- Born: 19 September 1792 Aarburg, canton of Bern
- Died: 15 February 1875 (aged 82) Aarau, Switzerland
- Occupations: Military officer, politician
- Known for: Federal colonel; commander of the central military school in Thun
- Spouse: Caroline Nussbaum (m. 1830)

= David Zimmerli =

Swiss officer and politician (1792–1875)

David Zimmerli (19 September 1792 – 15 February 1875) was a Swiss military officer and politician. After serving as an officer in the French Army and later the Dutch army, he commanded the Aargovian infantry, was made federal colonel in 1832, and later served as commander of the central military school in Thun. He was also active in cantonal and municipal politics in Aargau and Bern.

== Biography ==

Born in Aarburg on 19 September 1792, Zimmerli was the son of David Zimmerli, a miller, and Rosina Spich. He attended school in Zofingen and trained as a miller, completing his journeyman's tour from 1805 to 1810. He was a citizen of Brittnau, of Aarau (from 1834), and an honorary burgher of Reichenbach im Kandertal (from 1839). In 1830 he married Caroline Nussbaum.

== Military career ==

Zimmerli served as an officer in the French army from 1810 to 1815, and was decorated during the Russian campaign of 1812. He subsequently entered Dutch service from 1816 to 1825. Returning to Switzerland, he became chief of the Aargovian infantry from 1825 to 1835 and was promoted to federal colonel in 1832. He then served as colonel-inspector of the Bernese militia from 1835 to 1850, and as commander of the central school in Thun from 1851 to 1855.

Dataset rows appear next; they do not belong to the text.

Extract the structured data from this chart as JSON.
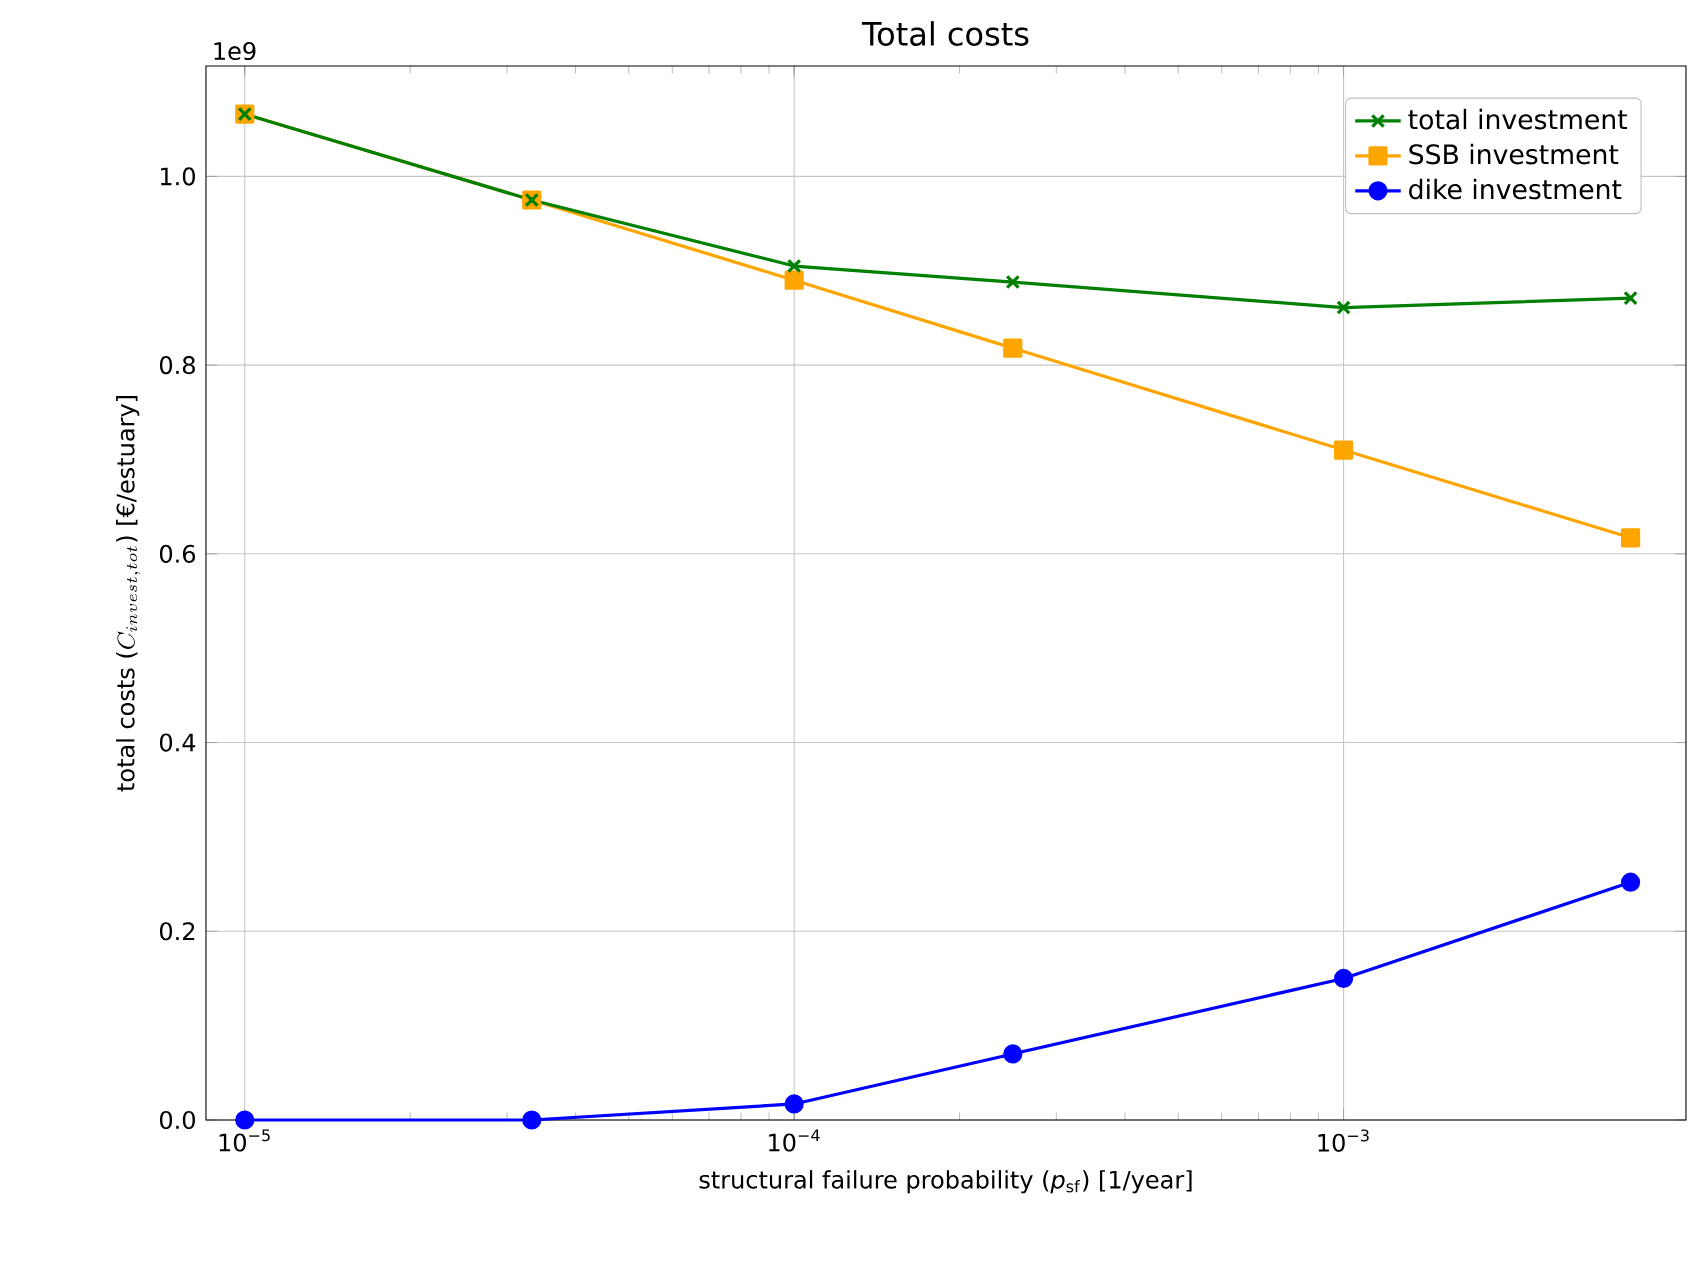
{
  "chart_data": {
    "type": "line",
    "title": "Total costs",
    "xlabel": "structural failure probability (*p*$_{sf}$) [1/year]",
    "ylabel": "\\mbox{total costs (}C_{invest,tot}\\mbox{) [€/estuary]}",
    "annotations": [
      "1e9"
    ],
    "x": [
      1e-05,
      3.33e-05,
      0.0001,
      0.00025,
      0.001,
      0.00333
    ],
    "series": [
      {
        "name": "total investment",
        "color": "#008000",
        "marker": "cross",
        "values": [
          1.066,
          0.975,
          0.905,
          0.888,
          0.861,
          0.871
        ]
      },
      {
        "name": "SSB investment",
        "color": "#ffa500",
        "marker": "square",
        "values": [
          1.066,
          0.975,
          0.89,
          0.818,
          0.71,
          0.617
        ]
      },
      {
        "name": "dike investment",
        "color": "#0000ff",
        "marker": "circle",
        "values": [
          0.0,
          0.0,
          0.017,
          0.07,
          0.15,
          0.252
        ]
      }
    ],
    "log": "x",
    "xlim": [
      8.5e-06,
      0.0042
    ],
    "ylim": [
      0,
      1.117
    ],
    "xticks": [
      {
        "value": 1e-05,
        "label": "10$^{−5}$"
      },
      {
        "value": 0.0001,
        "label": "10$^{−4}$"
      },
      {
        "value": 0.001,
        "label": "10$^{−3}$"
      }
    ],
    "yticks": [
      {
        "value": 0,
        "label": "0.0"
      },
      {
        "value": 0.2,
        "label": "0.2"
      },
      {
        "value": 0.4,
        "label": "0.4"
      },
      {
        "value": 0.6,
        "label": "0.6"
      },
      {
        "value": 0.8,
        "label": "0.8"
      },
      {
        "value": 1.0,
        "label": "1.0"
      }
    ],
    "grid": true,
    "legend": "top right",
    "line_style": "solid"
  }
}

== Civilian and political career ==

From 1854 to 1871, Zimmerli was administrator of investments for the Aargovian general savings bank (Allgemeinen Aargauischen Ersparniskasse). He sat as a deputy in the Grand Council of Aargau (1831–1835 and 1853–1856) and in the Grand Council of Bern (1839–1847). He was also a member of the executive of the city of Aarau from 1853 to 1872, serving as its president in 1852–1854 and 1855–1856.

== Bibliography ==

- Biographisches Lexikon des Aargaus (BLAG), pp. 899–900.
- L'État-major, vol. 3, pp. 203–204.

=== Archival sources ===

- Collection Schafroth, Bibliothek im Gluri-Suter-Huus (BiG).